O estabelecimento de mercados regulados de carbono foi um dos avanços na 26ª edição da Cúpula do Clima (COP-26), no início do mês, em Glasgow, na Escócia. A reunião definiu um sistema internacional para a negociação de créditos entre países com base na quantidade de emissões feitas ou evitadas de CO2 na atmosfera.

Crédito de carbono é um certificado que atesta a redução de emissões de GEE, responsáveis pelo aquecimento global. Um crédito de carbono equivale a 1 tonelada de gases nocivos a menos no planeta. Eles estão atrelados a projetos para mitigar os impactos, como ações de reflorestamento. O mercado de carbono é a negociação desses títulos. O governo define limites de emissões para setores produtivos. Esses limites são convertidos em "permissões" ou "licenças" para poluir. Se uma empresa ou país emite mais carbono que o teto, ele poderá comprar títulos de outra empresa ou país que não gastou sua cota.

Hoje, o Brasil possui apenas mecanismos voluntários, ou seja, empresas assumem metas ambientais por conta própria, seja para fortalecer sua reputação no mercado ou destacar suas práticas ESG para investidores e o mercado. Para compensar o impacto ambiental das suas atividades, empresas e governos investem em projetos que visam reduzir as emissões de carbono na atmosfera. Como não há uma regulamentação oficial, cada entidade usa seus próprios critérios.

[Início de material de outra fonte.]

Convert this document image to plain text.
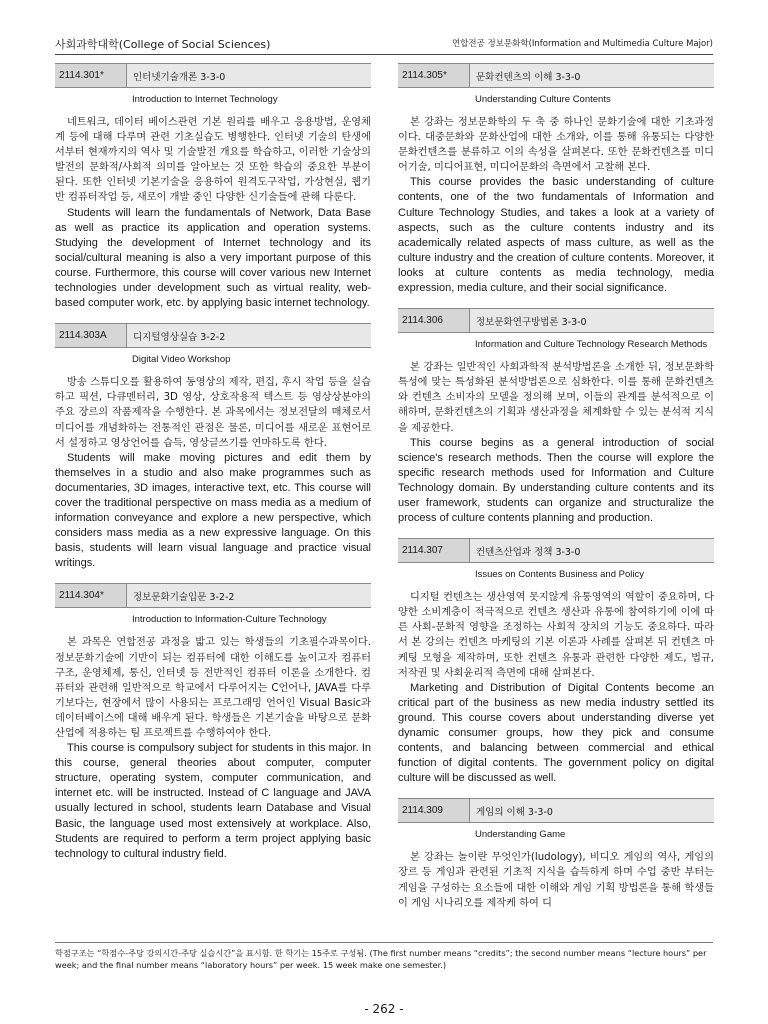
사회과학대학(College of Social Sciences)	연합전공 정보문화학(Information and Multimedia Culture Major)
2114.301*	인터넷기술개론 3-3-0
Introduction to Internet Technology

네트워크, 데이터 베이스관련 기본 원리를 배우고 응용방법, 운영체계 등에 대해 다루며 관련 기초실습도 병행한다. 인터넷 기술의 탄생에서부터 현재까지의 역사 및 기술발전 개요를 학습하고, 이러한 기술상의 발전의 문화적/사회적 의미를 알아보는 것 또한 학습의 중요한 부분이 된다. 또한 인터넷 기본기술을 응용하여 원격도구작업, 가상현실, 웹기반 컴퓨터작업 등, 새로이 개발 중인 다양한 신기술들에 관해 다룬다.

Students will learn the fundamentals of Network, Data Base as well as practice its application and operation systems. Studying the development of Internet technology and its social/cultural meaning is also a very important purpose of this course. Furthermore, this course will cover various new Internet technologies under development such as virtual reality, web-based computer work, etc. by applying basic internet technology.

2114.303A	디지털영상실습 3-2-2
Digital Video Workshop

방송 스튜디오를 활용하여 동영상의 제작, 편집, 후시 작업 등을 실습하고 픽션, 다큐멘터리, 3D 영상, 상호작용적 텍스트 등 영상상분야의 주요 장르의 작품제작을 수행한다. 본 과목에서는 정보전달의 매체로서 미디어를 개념화하는 전통적인 관점은 물론, 미디어를 새로운 표현어로서 설정하고 영상언어를 습득, 영상글쓰기를 연마하도록 한다.

Students will make moving pictures and edit them by themselves in a studio and also make programmes such as documentaries, 3D images, interactive text, etc. This course will cover the traditional perspective on mass media as a medium of information conveyance and explore a new perspective, which considers mass media as a new expressive language. On this basis, students will learn visual language and practice visual writings.

2114.304*	정보문화기술입문 3-2-2
Introduction to Information-Culture Technology

본 과목은 연합전공 과정을 밟고 있는 학생들의 기초필수과목이다. 정보문화기술에 기반이 되는 컴퓨터에 대한 이해도를 높이고자 컴퓨터 구조, 운영체제, 통신, 인터넷 등 전반적인 컴퓨터 이론을 소개한다. 컴퓨터와 관련해 일반적으로 학교에서 다루어지는 C언어나, JAVA를 다루기보다는, 현장에서 많이 사용되는 프로그래밍 언어인 Visual Basic과 데이터베이스에 대해 배우게 된다. 학생들은 기본기술을 바탕으로 문화산업에 적용하는 팀 프로젝트를 수행하여야 한다.

This course is compulsory subject for students in this major. In this course, general theories about computer, computer structure, operating system, computer communication, and internet etc. will be instructed. Instead of C language and JAVA usually lectured in school, students learn Database and Visual Basic, the language used most extensively at workplace. Also, Students are required to perform a term project applying basic technology to cultural industry field.

2114.305*	문화컨텐츠의 이해 3-3-0
Understanding Culture Contents

본 강좌는 정보문화학의 두 축 중 하나인 문화기술에 대한 기초과정이다. 대중문화와 문화산업에 대한 소개와, 이를 통해 유통되는 다양한 문화컨텐츠를 분류하고 이의 속성을 살펴본다. 또한 문화컨텐츠를 미디어기술, 미디어표현, 미디어문화의 측면에서 고찰해 본다.

This course provides the basic understanding of culture contents, one of the two fundamentals of Information and Culture Technology Studies, and takes a look at a variety of aspects, such as the culture contents industry and its academically related aspects of mass culture, as well as the culture industry and the creation of culture contents. Moreover, it looks at culture contents as media technology, media expression, media culture, and their social significance.

2114.306	정보문화연구방법론 3-3-0
Information and Culture Technology Research Methods

본 강좌는 일반적인 사회과학적 분석방법론을 소개한 뒤, 정보문화학 특성에 맞는 특성화된 분석방법론으로 심화한다. 이를 통해 문화컨텐츠와 컨텐츠 소비자의 모델을 정의해 보며, 이들의 관계를 분석적으로 이해하며, 문화컨텐츠의 기획과 생산과정을 체계화할 수 있는 분석적 지식을 제공한다.

This course begins as a general introduction of social science's research methods. Then the course will explore the specific research methods used for Information and Culture Technology domain. By understanding culture contents and its user framework, students can organize and structuralize the process of culture contents planning and production.

2114.307	컨텐츠산업과 정책 3-3-0
Issues on Contents Business and Policy

디지털 컨텐츠는 생산영역 못지않게 유통영역의 역할이 중요하며, 다양한 소비계층이 적극적으로 컨텐츠 생산과 유통에 참여하기에 이에 따른 사회-문화적 영향을 조정하는 사회적 장치의 기능도 중요하다. 따라서 본 강의는 컨텐츠 마케팅의 기본 이론과 사례를 살펴본 뒤 컨텐츠 마케팅 모형을 제작하며, 또한 컨텐츠 유통과 관련한 다양한 제도, 법규, 저작권 및 사회윤리적 측면에 대해 살펴본다.

Marketing and Distribution of Digital Contents become an critical part of the business as new media industry settled its ground. This course covers about understanding diverse yet dynamic consumer groups, how they pick and consume contents, and balancing between commercial and ethical function of digital contents. The government policy on digital culture will be discussed as well.

2114.309	게임의 이해 3-3-0
Understanding Game

본 강좌는 놀이란 무엇인가(ludology), 비디오 게임의 역사, 게임의 장르 등 게임과 관련된 기초적 지식을 습득하게 하며 수업 중반 부터는 게임을 구성하는 요소들에 대한 이해와 게임 기획 방법론을 통해 학생들이 게임 시나리오를 제작케 하여 디

학점구조는 “학점수-주당 강의시간-주당 실습시간”을 표시함. 한 학기는 15주로 구성됨. (The first number means “credits”; the second number means “lecture hours” per week; and the final number means “laboratory hours” per week. 15 week make one semester.)
- 262 -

Após a regulamentação global, o Brasil precisa definir as regras internas.

Especialistas afirmam que as definições da COP-26 pressionam países que ainda não definiram suas ações sobre o mercado de carbono, como o Brasil. "Uma regulamentação global só pressiona mais o país em direção a aspectos necessários, como as condições básicas para atuar nesse mercado com o requisito da redução drástica do desmatamento", avalia Laura Albuquerque, gerente de finanças sustentáveis da consultoria de sustentabilidade Way Carbon.

"Para cumprir as metas, o Brasil precisa construir um pacote de soluções. Uma delas é o instrumento de preço, que pode ser o tributo ou o mercado regulado de carbono", explica Osório. "O Brasil ainda não optou por nenhum dos dois caminhos", avalia Guarany Osório, coordenador do programa de Política e Economia Ambiental do FGVces.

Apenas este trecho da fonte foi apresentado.